El toro, animal primordial; está presente en casi todas las religiones antiguas; llegó a representar la fertilidad y también estuvo ligado a la muerte; fue sol y luna, agua y fuego; dio forma a los dioses celestes y a la naturaleza terrenal
Mythos y Logos
Un hermoso toro blanco, blanquísimo como piel de Venus, emerge del mar. Un grupo de esclavos lo esperan para sujetarlo y conducirlo a Cnosos. Es un regalo de Poseidón, señor de los mares, para Minos, rey de Creta, que habrá de sacrificarlo en honor de esa deidad protectora de su reino. Mas al verlo, Minos, cautivado por su belleza, no se atreve a darle la muerte, en cambio sacrifica otro de su propio establo. Encolerizado por el fraude, Poseidón siembra en Pasífae, mujer de Minos, una pasión aberrante; ésta se enamora del toro, copula con él y de esa unión nace el Minotauro, criatura monstruosa, mitad toro, mitad hombre, hombre con cabeza de toro a quien Minos, avergonzado, encerrará en el laberinto. El resto lo sabemos, Teseo dará muerte al Minotauro con el auxilio de Ariadne. Es ésta una de tantas versiones del mito donde el toro es el símbolo central.
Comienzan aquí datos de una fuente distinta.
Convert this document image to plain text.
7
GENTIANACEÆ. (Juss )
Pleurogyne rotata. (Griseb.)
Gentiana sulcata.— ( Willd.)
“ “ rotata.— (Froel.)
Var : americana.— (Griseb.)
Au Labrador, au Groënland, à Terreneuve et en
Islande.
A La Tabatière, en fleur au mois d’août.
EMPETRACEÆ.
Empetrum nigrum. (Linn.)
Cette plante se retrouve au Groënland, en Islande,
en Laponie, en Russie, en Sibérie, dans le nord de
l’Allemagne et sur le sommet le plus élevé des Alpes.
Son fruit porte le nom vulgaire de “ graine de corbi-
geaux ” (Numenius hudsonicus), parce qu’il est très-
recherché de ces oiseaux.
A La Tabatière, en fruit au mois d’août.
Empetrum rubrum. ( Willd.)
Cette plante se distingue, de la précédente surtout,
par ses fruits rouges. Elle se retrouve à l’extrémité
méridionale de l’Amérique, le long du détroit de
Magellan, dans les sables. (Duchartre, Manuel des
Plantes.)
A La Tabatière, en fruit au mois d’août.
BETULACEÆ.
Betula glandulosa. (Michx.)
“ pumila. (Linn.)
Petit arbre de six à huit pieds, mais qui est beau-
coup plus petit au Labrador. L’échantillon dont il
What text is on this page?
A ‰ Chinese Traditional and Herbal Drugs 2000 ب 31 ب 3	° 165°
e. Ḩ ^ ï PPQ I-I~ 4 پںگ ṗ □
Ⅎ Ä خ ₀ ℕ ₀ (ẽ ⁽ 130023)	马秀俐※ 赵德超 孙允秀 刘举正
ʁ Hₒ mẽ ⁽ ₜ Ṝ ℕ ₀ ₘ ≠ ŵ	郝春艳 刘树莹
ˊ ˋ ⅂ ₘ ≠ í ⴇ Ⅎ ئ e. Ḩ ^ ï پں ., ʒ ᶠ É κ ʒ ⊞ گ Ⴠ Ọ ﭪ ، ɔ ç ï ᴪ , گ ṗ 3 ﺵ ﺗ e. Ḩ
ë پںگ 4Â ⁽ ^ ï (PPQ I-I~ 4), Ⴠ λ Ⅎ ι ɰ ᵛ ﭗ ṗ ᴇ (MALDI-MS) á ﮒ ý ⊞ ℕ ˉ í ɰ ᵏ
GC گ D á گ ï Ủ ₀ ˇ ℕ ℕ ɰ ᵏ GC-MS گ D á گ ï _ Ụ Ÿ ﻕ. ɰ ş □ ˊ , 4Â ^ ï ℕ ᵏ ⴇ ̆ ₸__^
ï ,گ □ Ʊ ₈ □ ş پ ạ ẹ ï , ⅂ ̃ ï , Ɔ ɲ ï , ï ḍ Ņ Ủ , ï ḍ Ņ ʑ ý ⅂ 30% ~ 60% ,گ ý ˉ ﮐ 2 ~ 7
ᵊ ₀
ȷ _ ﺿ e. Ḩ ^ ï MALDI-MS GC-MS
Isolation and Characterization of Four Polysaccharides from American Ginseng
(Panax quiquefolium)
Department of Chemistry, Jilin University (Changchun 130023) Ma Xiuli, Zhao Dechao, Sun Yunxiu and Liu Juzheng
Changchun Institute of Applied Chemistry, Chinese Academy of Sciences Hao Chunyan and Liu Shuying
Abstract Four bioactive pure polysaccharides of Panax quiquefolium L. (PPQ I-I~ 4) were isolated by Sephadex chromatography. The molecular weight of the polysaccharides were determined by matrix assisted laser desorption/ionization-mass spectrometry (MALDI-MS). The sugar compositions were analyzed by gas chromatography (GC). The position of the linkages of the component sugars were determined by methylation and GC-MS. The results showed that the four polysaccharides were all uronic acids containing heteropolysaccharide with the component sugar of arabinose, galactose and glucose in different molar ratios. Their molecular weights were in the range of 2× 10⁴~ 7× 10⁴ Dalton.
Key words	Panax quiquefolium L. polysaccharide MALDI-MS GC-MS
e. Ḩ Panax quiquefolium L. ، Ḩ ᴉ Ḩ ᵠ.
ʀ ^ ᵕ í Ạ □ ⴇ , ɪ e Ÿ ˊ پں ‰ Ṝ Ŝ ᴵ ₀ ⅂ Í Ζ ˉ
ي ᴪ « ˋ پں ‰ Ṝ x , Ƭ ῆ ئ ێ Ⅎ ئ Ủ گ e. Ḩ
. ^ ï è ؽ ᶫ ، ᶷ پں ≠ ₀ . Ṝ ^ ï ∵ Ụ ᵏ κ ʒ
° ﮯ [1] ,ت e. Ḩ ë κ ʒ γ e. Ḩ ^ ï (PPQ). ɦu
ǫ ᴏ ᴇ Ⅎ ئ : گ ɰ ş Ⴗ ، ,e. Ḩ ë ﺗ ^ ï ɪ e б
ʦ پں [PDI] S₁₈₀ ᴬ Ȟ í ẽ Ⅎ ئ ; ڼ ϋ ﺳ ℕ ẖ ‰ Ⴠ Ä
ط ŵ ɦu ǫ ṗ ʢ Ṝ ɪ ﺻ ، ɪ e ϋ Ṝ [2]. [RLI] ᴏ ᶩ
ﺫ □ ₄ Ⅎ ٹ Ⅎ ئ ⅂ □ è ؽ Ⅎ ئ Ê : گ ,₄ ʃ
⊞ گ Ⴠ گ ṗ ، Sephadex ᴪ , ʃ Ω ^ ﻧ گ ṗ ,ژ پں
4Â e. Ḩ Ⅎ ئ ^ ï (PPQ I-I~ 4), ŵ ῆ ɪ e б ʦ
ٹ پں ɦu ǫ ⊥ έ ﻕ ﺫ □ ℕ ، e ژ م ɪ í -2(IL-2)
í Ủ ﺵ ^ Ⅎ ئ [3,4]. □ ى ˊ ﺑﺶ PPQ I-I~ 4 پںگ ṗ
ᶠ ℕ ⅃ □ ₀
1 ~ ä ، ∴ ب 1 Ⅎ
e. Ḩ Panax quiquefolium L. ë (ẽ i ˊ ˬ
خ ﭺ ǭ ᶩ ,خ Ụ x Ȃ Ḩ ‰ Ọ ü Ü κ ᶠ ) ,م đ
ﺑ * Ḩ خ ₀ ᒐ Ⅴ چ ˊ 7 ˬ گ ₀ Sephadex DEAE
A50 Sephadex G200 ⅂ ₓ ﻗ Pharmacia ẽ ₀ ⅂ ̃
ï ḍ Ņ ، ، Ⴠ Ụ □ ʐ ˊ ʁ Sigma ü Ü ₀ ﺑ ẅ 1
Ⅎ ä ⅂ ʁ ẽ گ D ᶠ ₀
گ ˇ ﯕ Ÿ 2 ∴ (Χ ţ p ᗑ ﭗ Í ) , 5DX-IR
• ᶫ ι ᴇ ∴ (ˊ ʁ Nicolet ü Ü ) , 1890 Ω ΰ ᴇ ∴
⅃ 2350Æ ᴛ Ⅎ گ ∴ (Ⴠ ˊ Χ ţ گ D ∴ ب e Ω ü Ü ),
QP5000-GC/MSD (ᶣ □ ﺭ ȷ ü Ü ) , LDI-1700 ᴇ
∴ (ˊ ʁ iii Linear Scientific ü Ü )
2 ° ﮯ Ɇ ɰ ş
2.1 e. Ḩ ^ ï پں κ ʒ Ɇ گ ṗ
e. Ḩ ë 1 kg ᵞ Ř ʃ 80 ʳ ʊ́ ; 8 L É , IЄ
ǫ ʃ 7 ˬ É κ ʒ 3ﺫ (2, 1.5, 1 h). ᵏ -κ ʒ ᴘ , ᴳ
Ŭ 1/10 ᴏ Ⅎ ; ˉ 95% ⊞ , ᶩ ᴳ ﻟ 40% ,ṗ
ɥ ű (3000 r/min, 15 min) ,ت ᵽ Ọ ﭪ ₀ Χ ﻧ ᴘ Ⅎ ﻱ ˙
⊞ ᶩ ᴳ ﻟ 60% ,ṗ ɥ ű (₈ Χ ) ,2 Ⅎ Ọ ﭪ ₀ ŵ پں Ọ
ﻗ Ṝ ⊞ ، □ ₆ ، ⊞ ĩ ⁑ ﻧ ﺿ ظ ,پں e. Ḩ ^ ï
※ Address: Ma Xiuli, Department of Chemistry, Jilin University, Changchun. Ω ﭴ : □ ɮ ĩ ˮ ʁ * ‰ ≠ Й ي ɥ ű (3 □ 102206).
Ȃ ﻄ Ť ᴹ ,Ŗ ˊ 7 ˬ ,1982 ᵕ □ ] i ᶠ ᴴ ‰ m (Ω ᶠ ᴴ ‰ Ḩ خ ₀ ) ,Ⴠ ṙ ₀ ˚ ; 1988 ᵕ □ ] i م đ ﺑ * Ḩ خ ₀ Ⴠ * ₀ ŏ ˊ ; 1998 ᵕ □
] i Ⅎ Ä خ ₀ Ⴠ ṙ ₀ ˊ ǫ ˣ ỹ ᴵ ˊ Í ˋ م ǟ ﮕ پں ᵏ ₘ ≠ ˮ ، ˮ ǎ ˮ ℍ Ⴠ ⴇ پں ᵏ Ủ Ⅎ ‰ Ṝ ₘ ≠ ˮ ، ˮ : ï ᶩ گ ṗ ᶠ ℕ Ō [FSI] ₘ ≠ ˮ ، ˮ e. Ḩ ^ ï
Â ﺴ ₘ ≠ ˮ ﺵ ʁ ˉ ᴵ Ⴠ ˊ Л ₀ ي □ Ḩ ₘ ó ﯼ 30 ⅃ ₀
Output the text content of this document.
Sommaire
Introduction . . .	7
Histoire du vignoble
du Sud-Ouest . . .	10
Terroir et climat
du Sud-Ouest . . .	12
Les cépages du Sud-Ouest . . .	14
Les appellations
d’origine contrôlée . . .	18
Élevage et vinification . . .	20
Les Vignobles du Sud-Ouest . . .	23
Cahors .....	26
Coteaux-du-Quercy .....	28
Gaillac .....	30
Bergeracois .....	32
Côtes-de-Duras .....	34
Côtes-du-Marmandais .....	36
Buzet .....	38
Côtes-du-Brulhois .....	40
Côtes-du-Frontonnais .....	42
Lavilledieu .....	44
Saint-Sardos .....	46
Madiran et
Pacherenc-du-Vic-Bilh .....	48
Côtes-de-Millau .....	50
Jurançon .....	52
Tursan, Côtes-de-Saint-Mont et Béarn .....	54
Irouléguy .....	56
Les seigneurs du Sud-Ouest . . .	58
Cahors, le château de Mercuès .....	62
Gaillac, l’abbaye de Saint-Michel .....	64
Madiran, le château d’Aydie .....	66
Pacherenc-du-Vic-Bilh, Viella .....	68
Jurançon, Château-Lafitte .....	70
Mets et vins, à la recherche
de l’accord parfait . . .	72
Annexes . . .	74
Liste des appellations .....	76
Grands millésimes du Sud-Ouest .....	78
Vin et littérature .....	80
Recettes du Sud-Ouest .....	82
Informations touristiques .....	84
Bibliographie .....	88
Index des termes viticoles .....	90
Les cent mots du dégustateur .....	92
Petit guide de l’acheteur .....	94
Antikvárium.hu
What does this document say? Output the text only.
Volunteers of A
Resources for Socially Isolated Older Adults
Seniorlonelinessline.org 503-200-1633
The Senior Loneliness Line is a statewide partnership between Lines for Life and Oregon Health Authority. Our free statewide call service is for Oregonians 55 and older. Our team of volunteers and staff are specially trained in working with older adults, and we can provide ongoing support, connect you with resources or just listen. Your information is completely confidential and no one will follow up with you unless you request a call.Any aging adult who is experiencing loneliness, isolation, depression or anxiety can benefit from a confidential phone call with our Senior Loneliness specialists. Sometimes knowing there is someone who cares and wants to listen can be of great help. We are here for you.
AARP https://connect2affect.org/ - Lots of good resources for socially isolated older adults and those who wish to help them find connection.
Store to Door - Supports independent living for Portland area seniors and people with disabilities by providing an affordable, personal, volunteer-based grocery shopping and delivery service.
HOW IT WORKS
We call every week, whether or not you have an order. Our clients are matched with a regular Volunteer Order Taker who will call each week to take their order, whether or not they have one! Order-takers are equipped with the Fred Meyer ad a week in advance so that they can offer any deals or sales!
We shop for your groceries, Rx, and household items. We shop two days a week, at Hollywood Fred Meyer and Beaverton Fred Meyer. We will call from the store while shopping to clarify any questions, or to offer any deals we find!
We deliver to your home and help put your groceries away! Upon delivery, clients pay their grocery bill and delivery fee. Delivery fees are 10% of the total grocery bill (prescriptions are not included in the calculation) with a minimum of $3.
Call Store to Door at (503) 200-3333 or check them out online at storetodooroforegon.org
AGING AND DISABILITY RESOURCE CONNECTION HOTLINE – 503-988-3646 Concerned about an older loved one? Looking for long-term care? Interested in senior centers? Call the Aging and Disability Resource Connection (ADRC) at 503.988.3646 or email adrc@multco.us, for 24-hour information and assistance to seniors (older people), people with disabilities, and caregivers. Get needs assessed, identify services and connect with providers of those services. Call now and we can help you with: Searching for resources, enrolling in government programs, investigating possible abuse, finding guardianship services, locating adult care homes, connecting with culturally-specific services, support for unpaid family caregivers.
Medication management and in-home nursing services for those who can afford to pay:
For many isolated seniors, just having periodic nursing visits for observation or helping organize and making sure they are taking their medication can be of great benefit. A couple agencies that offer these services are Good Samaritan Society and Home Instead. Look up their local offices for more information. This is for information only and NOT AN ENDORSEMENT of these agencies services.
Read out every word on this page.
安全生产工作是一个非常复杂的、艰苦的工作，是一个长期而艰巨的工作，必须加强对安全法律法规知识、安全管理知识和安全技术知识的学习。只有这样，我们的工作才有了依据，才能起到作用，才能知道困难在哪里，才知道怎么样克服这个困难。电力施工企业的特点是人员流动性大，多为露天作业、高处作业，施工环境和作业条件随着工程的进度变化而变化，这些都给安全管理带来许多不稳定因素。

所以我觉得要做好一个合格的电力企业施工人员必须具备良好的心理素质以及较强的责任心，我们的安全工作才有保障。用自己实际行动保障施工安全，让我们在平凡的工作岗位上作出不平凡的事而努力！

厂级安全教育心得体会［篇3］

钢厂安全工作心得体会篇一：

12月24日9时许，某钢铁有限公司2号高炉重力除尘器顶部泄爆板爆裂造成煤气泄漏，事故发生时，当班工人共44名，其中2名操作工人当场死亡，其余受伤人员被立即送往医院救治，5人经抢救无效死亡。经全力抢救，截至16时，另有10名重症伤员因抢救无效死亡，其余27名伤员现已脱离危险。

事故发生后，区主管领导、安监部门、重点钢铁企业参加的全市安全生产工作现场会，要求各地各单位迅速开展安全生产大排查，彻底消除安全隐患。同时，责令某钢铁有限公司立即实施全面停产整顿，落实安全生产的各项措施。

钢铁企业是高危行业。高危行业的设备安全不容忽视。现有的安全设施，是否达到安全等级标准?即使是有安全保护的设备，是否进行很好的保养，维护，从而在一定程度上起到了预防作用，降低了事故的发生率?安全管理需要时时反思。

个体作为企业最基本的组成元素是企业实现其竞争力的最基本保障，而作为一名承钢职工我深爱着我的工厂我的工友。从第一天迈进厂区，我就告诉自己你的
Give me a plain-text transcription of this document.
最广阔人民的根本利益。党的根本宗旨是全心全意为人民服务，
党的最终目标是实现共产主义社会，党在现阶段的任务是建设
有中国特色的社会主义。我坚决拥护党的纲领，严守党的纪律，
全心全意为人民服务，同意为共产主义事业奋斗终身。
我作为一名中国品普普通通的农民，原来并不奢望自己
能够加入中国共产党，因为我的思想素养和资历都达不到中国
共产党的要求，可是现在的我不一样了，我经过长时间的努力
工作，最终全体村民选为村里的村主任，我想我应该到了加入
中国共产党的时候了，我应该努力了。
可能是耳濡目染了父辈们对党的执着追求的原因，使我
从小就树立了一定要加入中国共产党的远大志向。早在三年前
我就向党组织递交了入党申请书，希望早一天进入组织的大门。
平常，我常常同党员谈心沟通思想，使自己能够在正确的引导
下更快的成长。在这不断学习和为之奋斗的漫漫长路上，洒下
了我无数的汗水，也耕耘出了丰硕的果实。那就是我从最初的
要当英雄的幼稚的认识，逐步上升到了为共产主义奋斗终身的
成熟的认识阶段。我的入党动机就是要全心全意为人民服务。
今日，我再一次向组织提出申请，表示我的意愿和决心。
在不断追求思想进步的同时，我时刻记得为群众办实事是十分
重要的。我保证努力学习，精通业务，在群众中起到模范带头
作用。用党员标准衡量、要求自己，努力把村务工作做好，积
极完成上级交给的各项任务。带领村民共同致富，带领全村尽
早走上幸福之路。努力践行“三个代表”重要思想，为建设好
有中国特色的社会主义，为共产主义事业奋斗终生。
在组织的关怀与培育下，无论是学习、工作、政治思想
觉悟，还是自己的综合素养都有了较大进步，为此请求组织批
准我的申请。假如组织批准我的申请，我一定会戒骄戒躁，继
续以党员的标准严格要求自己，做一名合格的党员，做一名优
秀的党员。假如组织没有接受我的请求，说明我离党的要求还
Es un animal primordial; está presente en casi todas las religiones antiguas; llegó a representar la fertilidad y también estuvo ligado a la muerte; fue sol y luna, agua y fuego; dio forma a los dioses celestes y a la naturaleza terrenal en toda su furia; lluvia y tormenta. El toro pertenece al mundo del mito, de los orígenes, de los rituales: el sacrificio y la danza. En ese mundo de la imaginación social nace y muere: es una bestia portentosa y trágica, entrañable para el hombre.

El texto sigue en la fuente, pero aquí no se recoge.